İnsan kendi ülkesinde kendi inancına hakaret duyunca hayrediyor, barışa doğru çabalarken, atılan adımların ne kadar anlamsız kaldığını anlıyor bir hayel kırıklığı da burdan alıyor. Yani, bizim iyi niyetimizi, sevecen kalbimizin sevgisini haketmiyor bunlar. Zaten biz neden bir şeyler bekliyoruzki bunlardan, bunlar eylem için Taksim Meydanı nda erkek erkeğe fuhuş yaptırmadılarımı, böylesine alçaklığı savunanlardan ne hayır gelir? İçimizin öteki tarafı başka şey söylüyor, sen insansın insanlığından yılma.
İyide hakaret boyutu dayanılmaz hâl alıyor, insan onuru hiçe sayıyorlar. Bu defa sabredemiyeceğimiz isyanları duyuyoruz kendimizden:
"Yeter artık ama, biz şamaroğlanı değiliz, inancımıza ve kendimize hakaret duya duya ve sabrede ede, sabır küpüne döndük. Yetkililer artık bir zahmet ilgilensinler, çözümü kendi ararsa bu inanan insanlar durum hiç iyi olmaz, İslâm'a inanmayan inanmazsın amma bu İslâm düşmanları da bu kadar hakaret etme sahası bulamasın, onlarda insan haklarına saygı yok, bari devletin yaptırım gücünü karşılarında bulsunlar. Kabemizden, kurbanımıza, örtümüzden Kur'anımız'a hakaret edilmemiş bir değerimiz kalmadı. Biz her sabah kendimize hakaret ettirmiş halde mi uyanacağız ne bu rezaletin adı, gerçekten kendi ülkemizde hala paryayız, bıktık paryalıktan.Amerikan köleleri bile kendine bu kadar hakaret ettirmemiştir.."

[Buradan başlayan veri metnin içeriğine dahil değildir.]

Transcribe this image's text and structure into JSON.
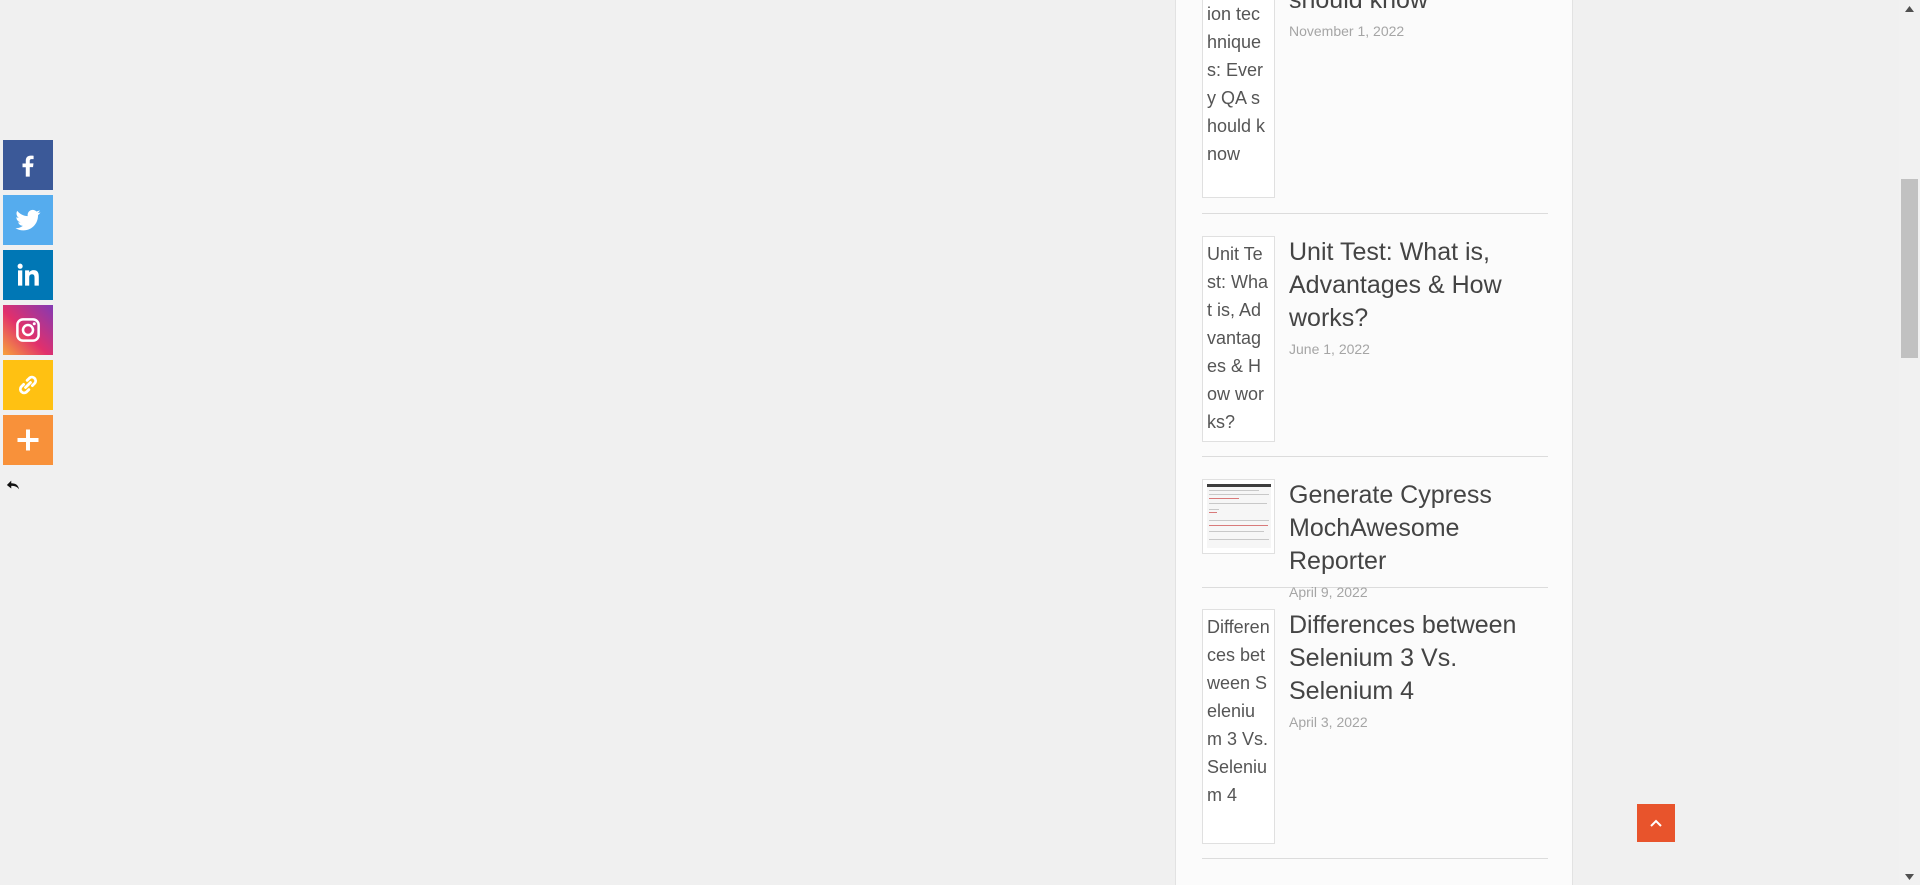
{
  "share_bar": {
    "buttons": [
      {
        "name": "facebook",
        "icon": "facebook-icon",
        "color": "#3b5998"
      },
      {
        "name": "twitter",
        "icon": "twitter-icon",
        "color": "#55acee"
      },
      {
        "name": "linkedin",
        "icon": "linkedin-icon",
        "color": "#0077b5"
      },
      {
        "name": "instagram",
        "icon": "instagram-icon",
        "color": "#c13584"
      },
      {
        "name": "copy-link",
        "icon": "link-icon",
        "color": "#ffc112"
      },
      {
        "name": "more",
        "icon": "plus-icon",
        "color": "#f8913a"
      }
    ],
    "hide_icon": "hide-arrow-icon"
  },
  "recent_posts": [
    {
      "thumb_alt": "ion techniques: Every QA should know",
      "title": "should know",
      "date": "November 1, 2022"
    },
    {
      "thumb_alt": "Unit Test: What is, Advantages & How works?",
      "title": "Unit Test: What is, Advantages & How works?",
      "date": "June 1, 2022"
    },
    {
      "thumb_alt": "",
      "title": "Generate Cypress MochAwesome Reporter",
      "date": "April 9, 2022"
    },
    {
      "thumb_alt": "Differences between Selenium 3 Vs. Selenium 4",
      "title": "Differences between Selenium 3 Vs. Selenium 4",
      "date": "April 3, 2022"
    }
  ],
  "back_to_top": {
    "icon": "chevron-up-icon",
    "color": "#e8542c"
  },
  "scrollbar": {
    "up_icon": "scroll-up-arrow-icon",
    "down_icon": "scroll-down-arrow-icon"
  }
}
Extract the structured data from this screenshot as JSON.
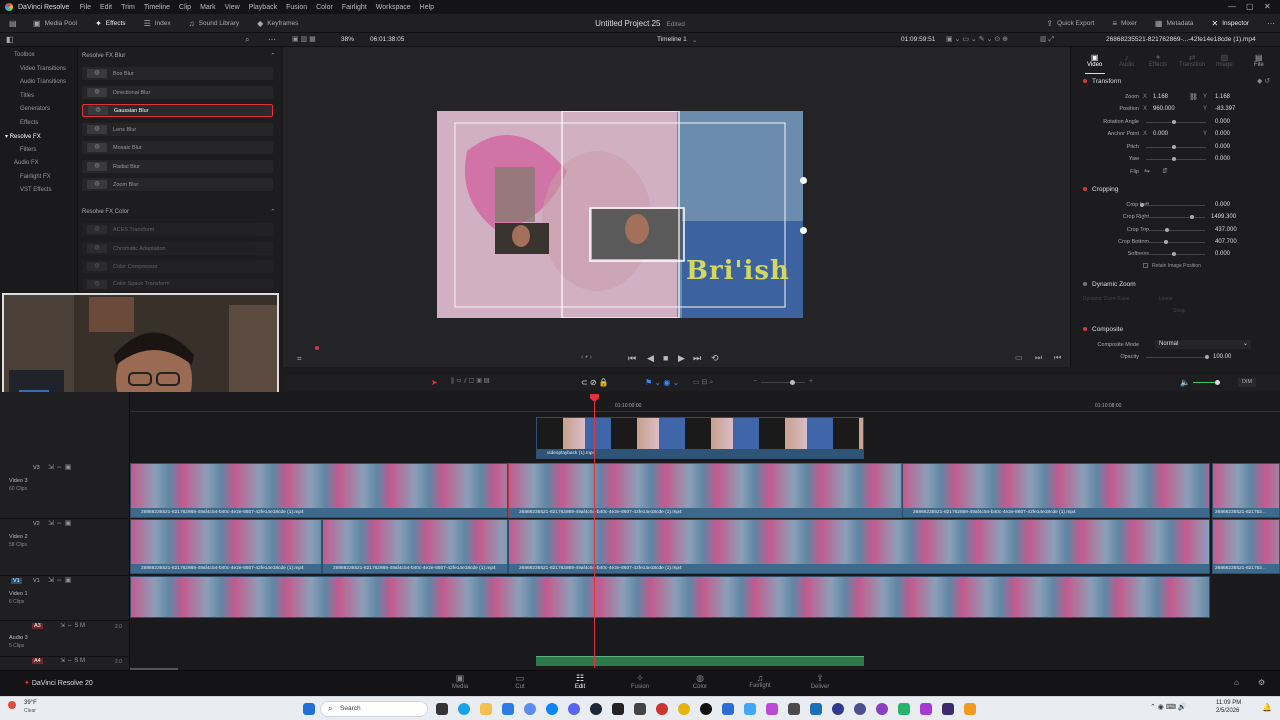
{
  "menubar": {
    "app": "DaVinci Resolve",
    "items": [
      "File",
      "Edit",
      "Trim",
      "Timeline",
      "Clip",
      "Mark",
      "View",
      "Playback",
      "Fusion",
      "Color",
      "Fairlight",
      "Workspace",
      "Help"
    ]
  },
  "toolbar": {
    "media_pool": "Media Pool",
    "effects": "Effects",
    "index": "Index",
    "sound_library": "Sound Library",
    "keyframes": "Keyframes",
    "project_title": "Untitled Project 25",
    "edited": "Edited",
    "quick_export": "Quick Export",
    "mixer": "Mixer",
    "metadata": "Metadata",
    "inspector": "Inspector"
  },
  "subbar": {
    "zoom": "38%",
    "timecode_left": "06:01:38:05",
    "timeline_name": "Timeline 1",
    "timecode_right": "01:09:59:51",
    "clip_name": "26868235521-821762869-...-42fe14e18cde (1).mp4"
  },
  "effects_panel": {
    "categories": [
      "Toolbox",
      "Video Transitions",
      "Audio Transitions",
      "Titles",
      "Generators",
      "Effects",
      "Resolve FX",
      "Filters",
      "Audio FX",
      "Fairlight FX",
      "VST Effects"
    ],
    "blur_header": "Resolve FX Blur",
    "blur_items": [
      "Box Blur",
      "Directional Blur",
      "Gaussian Blur",
      "Lens Blur",
      "Mosaic Blur",
      "Radial Blur",
      "Zoom Blur"
    ],
    "color_header": "Resolve FX Color",
    "color_items": [
      "ACES Transform",
      "Chromatic Adaptation",
      "Color Compressor",
      "Color Space Transform"
    ]
  },
  "viewer": {
    "overlay_text": "Bri'ish"
  },
  "inspector": {
    "tabs": [
      "Video",
      "Audio",
      "Effects",
      "Transition",
      "Image",
      "File"
    ],
    "transform_header": "Transform",
    "zoom_label": "Zoom",
    "zoom_x": "1.168",
    "zoom_y": "1.168",
    "position_label": "Position",
    "position_x": "960.000",
    "position_y": "-83.397",
    "rotation_label": "Rotation Angle",
    "rotation": "0.000",
    "anchor_label": "Anchor Point",
    "anchor_x": "0.000",
    "anchor_y": "0.000",
    "pitch_label": "Pitch",
    "pitch": "0.000",
    "yaw_label": "Yaw",
    "yaw": "0.000",
    "flip_label": "Flip",
    "cropping_header": "Cropping",
    "crop_left_label": "Crop Left",
    "crop_left": "0.000",
    "crop_right_label": "Crop Right",
    "crop_right": "1499.300",
    "crop_top_label": "Crop Top",
    "crop_top": "437.000",
    "crop_bottom_label": "Crop Bottom",
    "crop_bottom": "407.700",
    "softness_label": "Softness",
    "softness": "0.000",
    "retain_label": "Retain Image Position",
    "dynamic_zoom_header": "Dynamic Zoom",
    "dz_ease_label": "Dynamic Zoom Ease",
    "dz_ease": "Linear",
    "swap": "Swap",
    "composite_header": "Composite",
    "composite_mode_label": "Composite Mode",
    "composite_mode": "Normal",
    "opacity_label": "Opacity",
    "opacity": "100.00"
  },
  "timeline": {
    "ruler_1": "01:10:00:00",
    "ruler_2": "01:10:08:00",
    "dim": "DIM",
    "tracks": [
      {
        "id": "V3",
        "name": "Video 3",
        "sub": "60 Clips"
      },
      {
        "id": "V2",
        "name": "Video 2",
        "sub": "58 Clips"
      },
      {
        "id": "V1",
        "name": "Video 1",
        "sub": "6 Clips"
      },
      {
        "id": "A3",
        "name": "Audio 3",
        "sub": "5 Clips",
        "level": "2.0"
      },
      {
        "id": "A4",
        "name": "",
        "sub": "",
        "level": "2.0"
      }
    ],
    "floating_clip": "videoplayback (1).mp4",
    "clip_caption": "26868235521-821762869-49af4c54-b40c-4e2e-8607-42fe14e18cde (1).mp4",
    "clip_caption_short": "26868235521-821762...",
    "clip_caption_edge": "26868235521-821762..."
  },
  "pages": [
    "Media",
    "Cut",
    "Edit",
    "Fusion",
    "Color",
    "Fairlight",
    "Deliver"
  ],
  "bottom_app": "DaVinci Resolve 20",
  "taskbar": {
    "weather": "39°F",
    "weather_sub": "Clear",
    "search": "Search",
    "time": "11:09 PM",
    "date": "2/5/2026"
  },
  "colors": {
    "accent": "#e0323c",
    "clip": "#3d6a8c",
    "bg": "#1b1b1d"
  }
}
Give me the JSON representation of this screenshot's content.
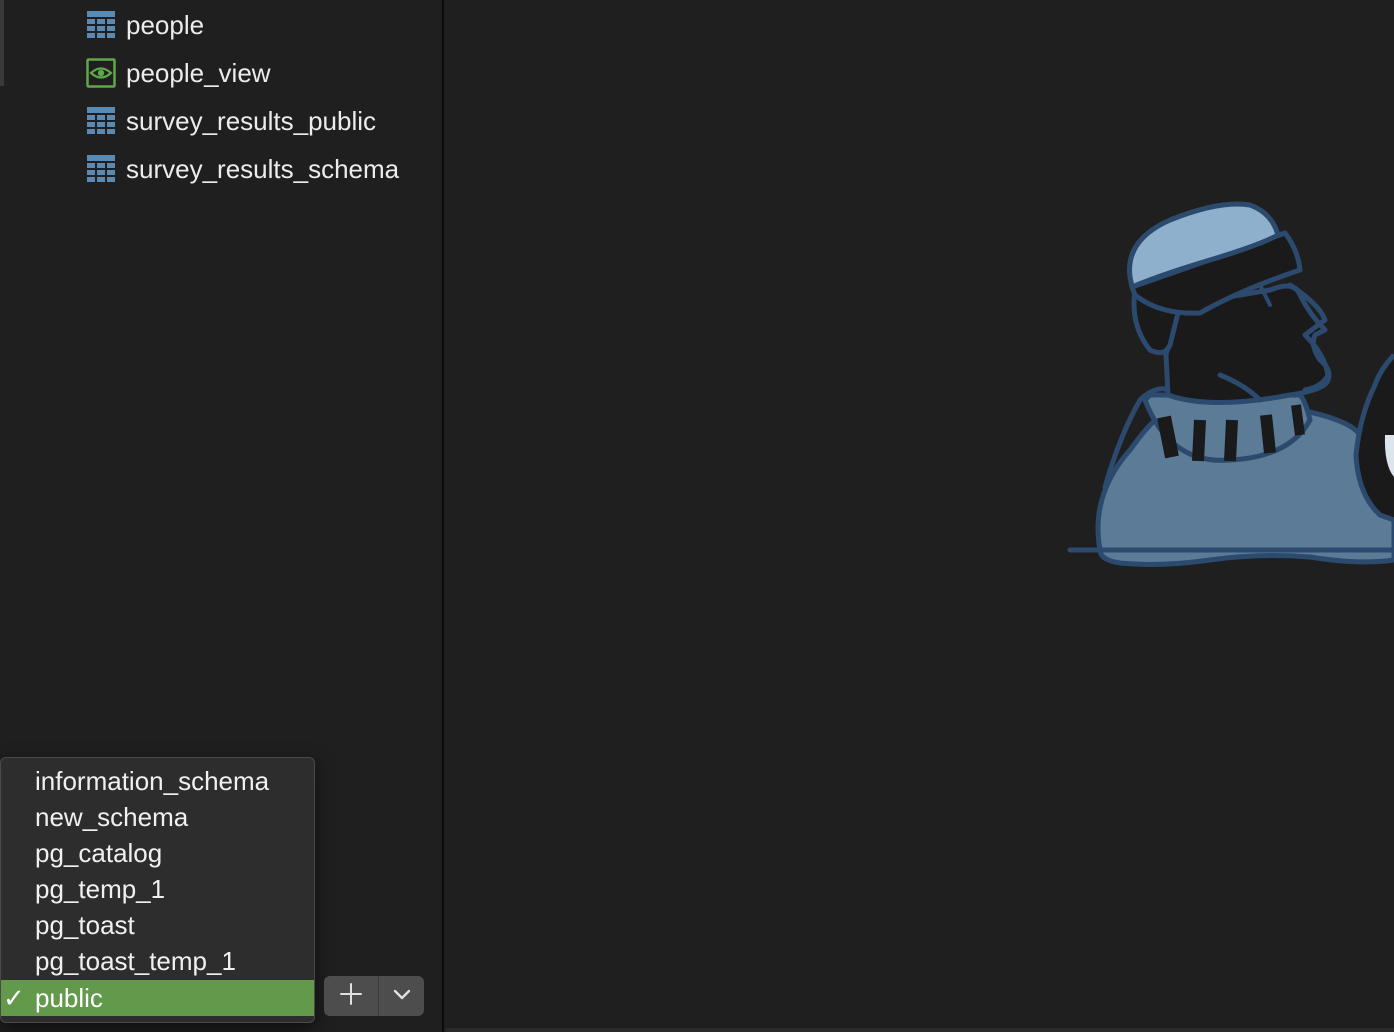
{
  "sidebar": {
    "items": [
      {
        "label": "people",
        "icon": "table-icon"
      },
      {
        "label": "people_view",
        "icon": "view-eye-icon"
      },
      {
        "label": "survey_results_public",
        "icon": "table-icon"
      },
      {
        "label": "survey_results_schema",
        "icon": "table-icon"
      }
    ]
  },
  "schema_menu": {
    "options": [
      "information_schema",
      "new_schema",
      "pg_catalog",
      "pg_temp_1",
      "pg_toast",
      "pg_toast_temp_1",
      "public"
    ],
    "selected": "public",
    "check_mark": "✓"
  },
  "toolbar": {
    "add_icon": "plus-icon",
    "menu_icon": "chevron-down-icon"
  },
  "colors": {
    "background": "#1f1f1f",
    "selection": "#62994a",
    "table_icon": "#5a8ab4",
    "view_icon": "#5fa84a",
    "illustration_fill": "#5b7b97",
    "illustration_stroke": "#2c4a6e"
  }
}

İç feryadımla Sabahın nurundan beri, nursuz hadsiz hakaretlerden kendime gelemedim.
Bu hakaret edenler o kadar rahat, o kadar eminki hakaretlerinden hesap sorulmayacağından, biz hiç bir şeyde böyle rahat değiliz. Artık hakaretçi İslâm düşmanlarına ne çözüm bulunacaksa bulunsun, tahammül gücümüz kalmadı. Bize de yazık günah yazık, ayrıca nereye kadar dinimize kendimize hakaret ettirecağiz? Nereye kadar sabredeceğiz, nereye kadar susacağız?